Charlotte’s job market is recovering at a faster clip than the rest of the country.
That’s according to the latest economic report from the Charlotte Regional Business Alliance. Per the report, the 15-county Charlotte region has already added back more than half of the jobs we lost in the first two quarters of 2020, when coronavirus triggered the mass closures of businesses.

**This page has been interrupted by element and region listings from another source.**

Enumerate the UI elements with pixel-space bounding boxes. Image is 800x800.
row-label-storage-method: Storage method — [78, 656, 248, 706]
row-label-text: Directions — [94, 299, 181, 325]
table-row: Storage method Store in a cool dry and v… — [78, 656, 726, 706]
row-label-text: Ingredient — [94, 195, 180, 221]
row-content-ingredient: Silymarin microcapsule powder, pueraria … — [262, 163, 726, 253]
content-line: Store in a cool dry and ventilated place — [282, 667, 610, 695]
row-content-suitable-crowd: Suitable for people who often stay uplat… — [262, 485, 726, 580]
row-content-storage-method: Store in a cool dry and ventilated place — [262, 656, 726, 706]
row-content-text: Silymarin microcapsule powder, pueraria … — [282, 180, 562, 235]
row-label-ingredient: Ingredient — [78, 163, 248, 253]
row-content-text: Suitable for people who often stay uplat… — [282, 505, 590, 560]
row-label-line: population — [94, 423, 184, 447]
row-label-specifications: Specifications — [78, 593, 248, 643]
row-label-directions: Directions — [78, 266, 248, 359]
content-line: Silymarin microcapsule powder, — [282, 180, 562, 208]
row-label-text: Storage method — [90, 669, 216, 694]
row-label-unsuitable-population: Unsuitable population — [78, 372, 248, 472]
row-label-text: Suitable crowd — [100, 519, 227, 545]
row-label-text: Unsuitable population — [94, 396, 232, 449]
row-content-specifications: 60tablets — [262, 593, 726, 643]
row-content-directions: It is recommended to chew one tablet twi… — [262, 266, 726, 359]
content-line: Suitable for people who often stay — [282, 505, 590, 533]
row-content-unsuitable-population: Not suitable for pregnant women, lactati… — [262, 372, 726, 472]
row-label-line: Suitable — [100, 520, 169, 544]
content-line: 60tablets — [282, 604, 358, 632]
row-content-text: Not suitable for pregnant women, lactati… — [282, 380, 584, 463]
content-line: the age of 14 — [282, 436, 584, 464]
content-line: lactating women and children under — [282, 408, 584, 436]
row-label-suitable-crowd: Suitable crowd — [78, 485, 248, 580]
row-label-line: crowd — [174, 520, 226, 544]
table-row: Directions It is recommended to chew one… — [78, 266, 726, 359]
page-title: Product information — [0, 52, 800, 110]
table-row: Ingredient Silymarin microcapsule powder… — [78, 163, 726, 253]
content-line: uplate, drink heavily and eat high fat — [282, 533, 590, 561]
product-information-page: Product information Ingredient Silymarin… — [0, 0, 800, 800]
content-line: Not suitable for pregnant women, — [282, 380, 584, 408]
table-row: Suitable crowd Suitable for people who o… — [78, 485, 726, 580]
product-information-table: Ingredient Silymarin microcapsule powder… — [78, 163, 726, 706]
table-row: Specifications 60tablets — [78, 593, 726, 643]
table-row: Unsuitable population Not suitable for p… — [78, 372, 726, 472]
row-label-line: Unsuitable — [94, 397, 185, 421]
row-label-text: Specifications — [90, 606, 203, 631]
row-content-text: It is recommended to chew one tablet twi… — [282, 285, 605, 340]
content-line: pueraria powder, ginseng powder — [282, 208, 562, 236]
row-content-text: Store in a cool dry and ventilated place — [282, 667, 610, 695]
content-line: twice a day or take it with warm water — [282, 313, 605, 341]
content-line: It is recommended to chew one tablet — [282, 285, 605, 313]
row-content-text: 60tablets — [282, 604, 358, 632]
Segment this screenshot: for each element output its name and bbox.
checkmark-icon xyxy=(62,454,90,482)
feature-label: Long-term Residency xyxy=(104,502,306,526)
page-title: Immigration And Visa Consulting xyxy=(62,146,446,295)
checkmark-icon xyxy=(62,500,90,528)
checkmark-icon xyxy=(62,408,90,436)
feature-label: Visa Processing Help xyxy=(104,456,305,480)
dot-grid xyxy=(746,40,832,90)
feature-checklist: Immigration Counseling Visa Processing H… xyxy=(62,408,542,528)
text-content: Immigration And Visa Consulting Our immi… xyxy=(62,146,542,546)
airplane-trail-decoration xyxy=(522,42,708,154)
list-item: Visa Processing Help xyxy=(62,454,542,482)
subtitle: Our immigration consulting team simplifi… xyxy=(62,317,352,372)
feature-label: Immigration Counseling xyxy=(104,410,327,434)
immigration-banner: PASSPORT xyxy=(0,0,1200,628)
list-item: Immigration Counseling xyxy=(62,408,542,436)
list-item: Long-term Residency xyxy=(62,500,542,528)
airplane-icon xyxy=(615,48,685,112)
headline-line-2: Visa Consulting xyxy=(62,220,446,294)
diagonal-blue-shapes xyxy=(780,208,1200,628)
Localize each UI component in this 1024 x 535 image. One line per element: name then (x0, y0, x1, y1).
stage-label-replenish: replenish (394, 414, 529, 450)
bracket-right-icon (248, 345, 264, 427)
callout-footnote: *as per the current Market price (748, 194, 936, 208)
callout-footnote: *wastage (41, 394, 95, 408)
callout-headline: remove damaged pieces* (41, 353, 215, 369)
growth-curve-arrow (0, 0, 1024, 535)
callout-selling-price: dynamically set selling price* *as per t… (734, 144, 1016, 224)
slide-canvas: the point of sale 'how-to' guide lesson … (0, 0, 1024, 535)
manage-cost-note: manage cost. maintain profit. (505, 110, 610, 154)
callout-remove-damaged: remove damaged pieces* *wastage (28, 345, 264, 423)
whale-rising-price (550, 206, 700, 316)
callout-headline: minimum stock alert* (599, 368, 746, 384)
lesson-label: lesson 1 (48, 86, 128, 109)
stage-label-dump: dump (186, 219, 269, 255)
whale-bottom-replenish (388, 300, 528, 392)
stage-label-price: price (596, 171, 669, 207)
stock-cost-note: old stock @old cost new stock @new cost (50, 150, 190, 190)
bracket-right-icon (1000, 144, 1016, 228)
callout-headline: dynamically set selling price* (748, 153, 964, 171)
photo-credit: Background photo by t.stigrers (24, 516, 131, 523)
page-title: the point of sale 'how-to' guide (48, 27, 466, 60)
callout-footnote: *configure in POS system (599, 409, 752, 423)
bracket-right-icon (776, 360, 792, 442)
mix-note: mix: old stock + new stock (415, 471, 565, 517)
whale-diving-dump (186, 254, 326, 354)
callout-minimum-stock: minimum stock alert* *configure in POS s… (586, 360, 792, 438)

Why it matters: If the Charlotte area keeps up this pace of job growth, we could return to job levels we had pre-pandemic by the end of this year.
Yes, but: There are several factors that’ll play into the pace of local job growth, including vaccinations and the spread of new coronavirus variants.
Looking ahead, the fate of workers in the hospitality industry (hotels and restaurants) will hinge on people’s comfort in going out and spending money, says Chuck McShane, the Alliance’s SVP of economic research.
Another trend McShane is watching is the loss of jobs among women both in the Charlotte region and nationally.
- Women lost 5.4 million jobs in 2020, whereas men lost 4.4 million, according to multiple reports including CNN Business.
- School closures and other demands for family care lead to disproportionate job losses among women, McShane says.
But Charlotte will continue to be an attractive market for both companies and workers looking to relocate, he says. Charlotte’s airport, weather, talent pool and cost of living are all major draws.
- The sectors with the strongest job growth in the fourth quarter were transportation and warehousing (think logistics companies and warehouses for companies like Amazon), as well as government.
- Companies with headquarters in Charlotte directly generate thousands of jobs (Bank of America has 16,000 here, for instance) and support other industries like construction, McShane says.
Fun fact: Employment in the headquarters sector (companies with an HQ here) is twice as large in Charlotte as the national average, based on our population, Alliance data show.
A few highlights from the report:
- The Charlotte region added 44,867 jobs (3.5% growth) in the fourth quarter, outpacing national growth of 2.3%.
- In all of 2020, the region saw 85 economic development projects, totaling 10,089 jobs. A few notables include Arrival and Centene.
- The region’s jobless rate stands at 5.9%, down from a 2020 peak of 13.2% in May. Our current rate matches its level from the summer of 2015, which was six years into the past economic recovery.
“We’re not out of the woods but there’s more optimism now,” McShane says.